As conductor rather than narrator of her classroom, Paley eschews the practice in which “the teacher talks and the students listen––meekly” with her interest in hearing (Freire 73). The spaces that form around Paley’s pedagogical practices foster students’ ability to listen, to others and to themselves. “I believe in reading aloud a lot from the very beginning and in any class I have people read out loud and listen to their own voices. That seems very important to me. And important to them because they hear themselves,” Paley declares in a 2007 interview with Chris Bachelder just months before her death.
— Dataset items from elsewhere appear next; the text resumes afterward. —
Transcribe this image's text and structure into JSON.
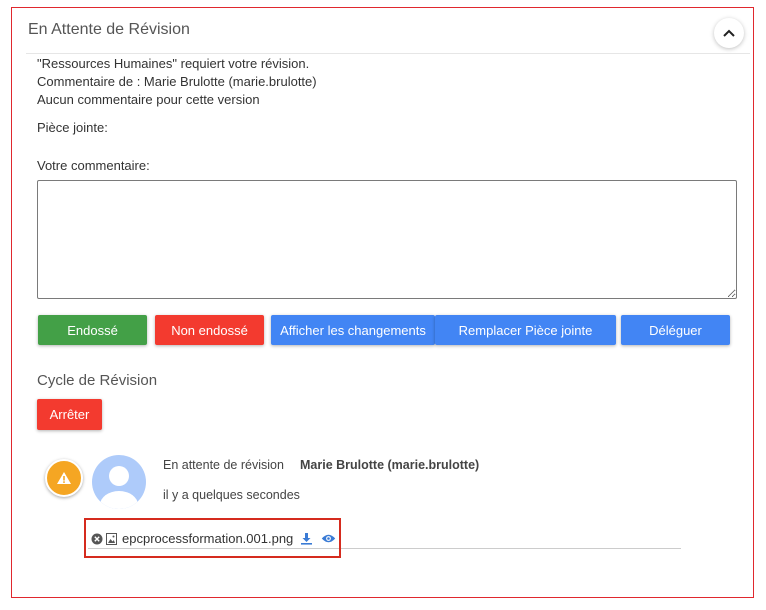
{
  "panel": {
    "title": "En Attente de Révision"
  },
  "review": {
    "request_line": "\"Ressources Humaines\" requiert votre révision.",
    "comment_by": "Commentaire de : Marie Brulotte (marie.brulotte)",
    "no_comment": "Aucun commentaire pour cette version",
    "attachment_label": "Pièce jointe:",
    "your_comment_label": "Votre commentaire:",
    "comment_value": ""
  },
  "actions": {
    "endorsed": "Endossé",
    "not_endorsed": "Non endossé",
    "show_changes": "Afficher les changements",
    "replace_attachment": "Remplacer Pièce jointe",
    "delegate": "Déléguer"
  },
  "cycle": {
    "title": "Cycle de Révision",
    "stop": "Arrêter",
    "entry": {
      "status": "En attente de révision",
      "user": "Marie Brulotte (marie.brulotte)",
      "time": "il y a quelques secondes",
      "file_name": "epcprocessformation.001.png"
    }
  },
  "colors": {
    "green": "#43a047",
    "red": "#f33a2f",
    "blue": "#4285f4",
    "warning": "#f5a623",
    "highlight_border": "#d52b1e"
  },
  "icons": {
    "collapse": "chevron-up-icon",
    "warning": "warning-icon",
    "avatar": "user-avatar-icon",
    "remove": "remove-circle-icon",
    "file": "image-file-icon",
    "download": "download-icon",
    "view": "eye-icon"
  }
}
As a writer of short fiction and poetry, Paley is decorated and beloved but understudied; sometimes stuck with the label of a “writer’s writer,” Paley is cited as a great influence but rarely found on the pages of academic journals or course syllabi. As a political activist for socialist, feminist, pacifist and environmentalist causes, she is fondly missed by her fellow community members but largely unknown to the young public of today, even those who might consider themselves progressive or politically active. It follows that Paley as teacher––as activist teacher, as activist teacher of writing––has never been the subject of inquiry by any scholar interested in writing studies, composition and rhetoric or critical pedagogy.

The purpose of this digital project, then, is to permeate the membrane that encloses Knowledge, insofar as it is traditionally produced and protected by a privileged class, one that especially includes the educators who might intend or purport to have interest in the democratization of not only knowledge but of the process of knowledge production itself. With Grace Paley as our digital subject, we stand on the astoundingly rare common ground of pedagogy, literature, political history and academic activism. Compilations of what Paley read or may have assigned to students throughout her life––one colored by political event after political event––reveal a truly “critical” pedagogical philosophy embodied by a woman with, to be reductionist, no more than a high school diploma.